Description and Chemical Composition.—Jujube-berries are roundish-oval or oblong drupes, about the size of an olive. The skin is vivid-red when fresh, but when dried becomes brownish-red, and is leathery, thin, and wrinkled. The pulp is soft, yellowish, mucilaginous, sweet, and acidulous, and encloses the ovate, pointed stone. The drupe of the Z. Lotus is smaller (about 3/5 inch) and subglobular. The fruit of an East Indian species, Zizyphus jujuba, Lamarck, possesses like properties, and the shrub gives a stick-lac from which a portion of the shellac of commerce is prepared (see Amer. Jour. Pharm., 1886, p. 307).

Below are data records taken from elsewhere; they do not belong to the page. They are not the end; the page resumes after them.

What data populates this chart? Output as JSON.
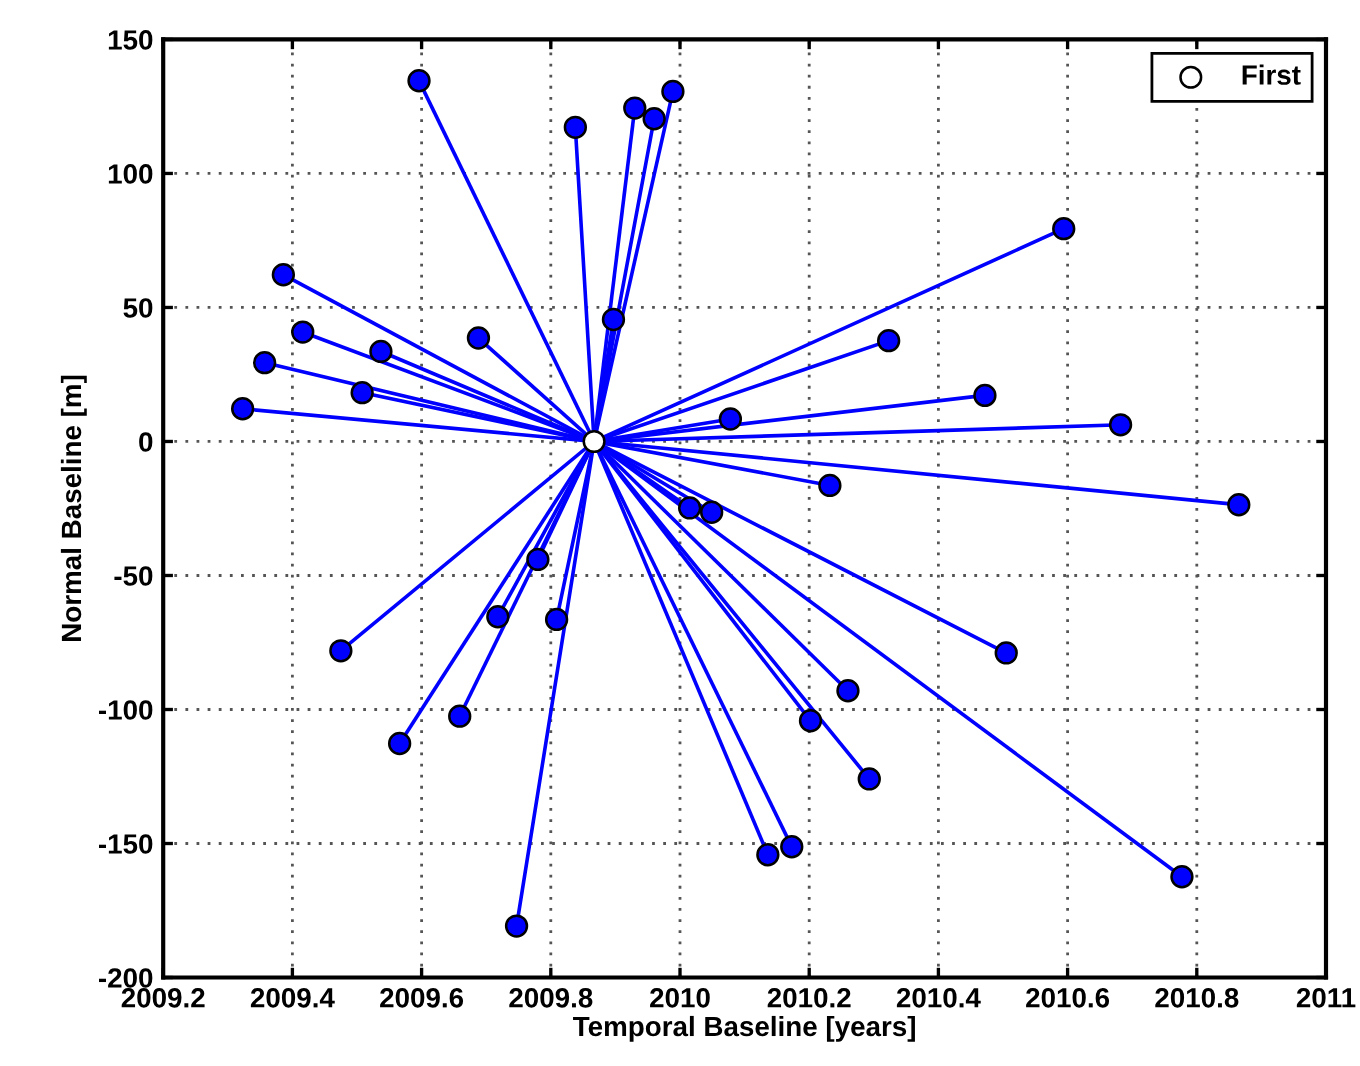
{
  "chart_data": {
    "type": "line",
    "xlabel": "Temporal Baseline [years]",
    "ylabel": "Normal Baseline [m]",
    "xlim": [
      2009.2,
      2011
    ],
    "ylim": [
      -200,
      150
    ],
    "xticks": [
      2009.2,
      2009.4,
      2009.6,
      2009.8,
      2010,
      2010.2,
      2010.4,
      2010.6,
      2010.8,
      2011
    ],
    "yticks": [
      -200,
      -150,
      -100,
      -50,
      0,
      50,
      100,
      150
    ],
    "grid": true,
    "legend": "top right",
    "marker": "circle",
    "line_style": "solid",
    "series": [
      {
        "color": "#0000ff",
        "x": [
          2009.867,
          2009.596
        ],
        "values": [
          0,
          134.6
        ]
      },
      {
        "color": "#0000ff",
        "x": [
          2009.867,
          2009.838
        ],
        "values": [
          0,
          117.2
        ]
      },
      {
        "color": "#0000ff",
        "x": [
          2009.867,
          2009.93
        ],
        "values": [
          0,
          124.4
        ]
      },
      {
        "color": "#0000ff",
        "x": [
          2009.867,
          2009.96
        ],
        "values": [
          0,
          120.4
        ]
      },
      {
        "color": "#0000ff",
        "x": [
          2009.867,
          2009.989
        ],
        "values": [
          0,
          130.6
        ]
      },
      {
        "color": "#0000ff",
        "x": [
          2009.867,
          2009.897
        ],
        "values": [
          0,
          45.5
        ]
      },
      {
        "color": "#0000ff",
        "x": [
          2009.867,
          2009.386
        ],
        "values": [
          0,
          62.2
        ]
      },
      {
        "color": "#0000ff",
        "x": [
          2009.867,
          2009.416
        ],
        "values": [
          0,
          40.8
        ]
      },
      {
        "color": "#0000ff",
        "x": [
          2009.867,
          2009.357
        ],
        "values": [
          0,
          29.4
        ]
      },
      {
        "color": "#0000ff",
        "x": [
          2009.867,
          2009.537
        ],
        "values": [
          0,
          33.6
        ]
      },
      {
        "color": "#0000ff",
        "x": [
          2009.867,
          2009.508
        ],
        "values": [
          0,
          18.2
        ]
      },
      {
        "color": "#0000ff",
        "x": [
          2009.867,
          2009.323
        ],
        "values": [
          0,
          12.2
        ]
      },
      {
        "color": "#0000ff",
        "x": [
          2009.867,
          2009.688
        ],
        "values": [
          0,
          38.6
        ]
      },
      {
        "color": "#0000ff",
        "x": [
          2009.867,
          2010.078
        ],
        "values": [
          0,
          8.4
        ]
      },
      {
        "color": "#0000ff",
        "x": [
          2009.867,
          2010.594
        ],
        "values": [
          0,
          79.4
        ]
      },
      {
        "color": "#0000ff",
        "x": [
          2009.867,
          2010.323
        ],
        "values": [
          0,
          37.6
        ]
      },
      {
        "color": "#0000ff",
        "x": [
          2009.867,
          2010.472
        ],
        "values": [
          0,
          17.2
        ]
      },
      {
        "color": "#0000ff",
        "x": [
          2009.867,
          2010.682
        ],
        "values": [
          0,
          6.2
        ]
      },
      {
        "color": "#0000ff",
        "x": [
          2009.867,
          2010.232
        ],
        "values": [
          0,
          -16.4
        ]
      },
      {
        "color": "#0000ff",
        "x": [
          2009.867,
          2010.865
        ],
        "values": [
          0,
          -23.6
        ]
      },
      {
        "color": "#0000ff",
        "x": [
          2009.867,
          2010.015
        ],
        "values": [
          0,
          -24.8
        ]
      },
      {
        "color": "#0000ff",
        "x": [
          2009.867,
          2010.049
        ],
        "values": [
          0,
          -26.4
        ]
      },
      {
        "color": "#0000ff",
        "x": [
          2009.867,
          2009.475
        ],
        "values": [
          0,
          -78.1
        ]
      },
      {
        "color": "#0000ff",
        "x": [
          2009.867,
          2009.566
        ],
        "values": [
          0,
          -112.7
        ]
      },
      {
        "color": "#0000ff",
        "x": [
          2009.867,
          2009.659
        ],
        "values": [
          0,
          -102.5
        ]
      },
      {
        "color": "#0000ff",
        "x": [
          2009.867,
          2009.718
        ],
        "values": [
          0,
          -65.4
        ]
      },
      {
        "color": "#0000ff",
        "x": [
          2009.867,
          2009.78
        ],
        "values": [
          0,
          -44.0
        ]
      },
      {
        "color": "#0000ff",
        "x": [
          2009.867,
          2009.809
        ],
        "values": [
          0,
          -66.4
        ]
      },
      {
        "color": "#0000ff",
        "x": [
          2009.867,
          2009.747
        ],
        "values": [
          0,
          -180.8
        ]
      },
      {
        "color": "#0000ff",
        "x": [
          2009.867,
          2010.505
        ],
        "values": [
          0,
          -78.9
        ]
      },
      {
        "color": "#0000ff",
        "x": [
          2009.867,
          2010.26
        ],
        "values": [
          0,
          -93.0
        ]
      },
      {
        "color": "#0000ff",
        "x": [
          2009.867,
          2010.202
        ],
        "values": [
          0,
          -104.2
        ]
      },
      {
        "color": "#0000ff",
        "x": [
          2009.867,
          2010.293
        ],
        "values": [
          0,
          -125.9
        ]
      },
      {
        "color": "#0000ff",
        "x": [
          2009.867,
          2010.173
        ],
        "values": [
          0,
          -151.2
        ]
      },
      {
        "color": "#0000ff",
        "x": [
          2009.867,
          2010.136
        ],
        "values": [
          0,
          -154.2
        ]
      },
      {
        "color": "#0000ff",
        "x": [
          2009.867,
          2010.777
        ],
        "values": [
          0,
          -162.4
        ]
      },
      {
        "type": "scatter",
        "name": "First",
        "color": "#ffffff",
        "x": [
          2009.867
        ],
        "values": [
          0
        ]
      }
    ]
  }
}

Chemically, Jujube-berries contain sugar and mucilage, while tannin is a constituent of the bark. (2.8 per cent, D. Hooper, 1894). The fruits of the first two species constitute an article of food in their native countries, being employed like raisins, figs, etc.

Preparation.—JUJUBE PASTE. Massa de jujubis. With sufficient water extract jujube-berries, 5 parts, to obtain of the infusion, 35 parts; add sugar, 20 parts; acacia, 30 parts. Evaporate, add orange-flower water, 2 parts; boil slowly for 12 hours, and run into molds. This is in accordance with the French Codex. Jujube paste (in the United States), seldom contains jujube.

Action and Medical Uses.—Jujube decoction is employed in some countries as a demulcent pectoral, and like other acidulous and sweet fruits, jujube enters into the composition of tisanes for the relief of throat and broncho-pulmonic irritations. Jujube paste is demulcent, but seldom met with in this country.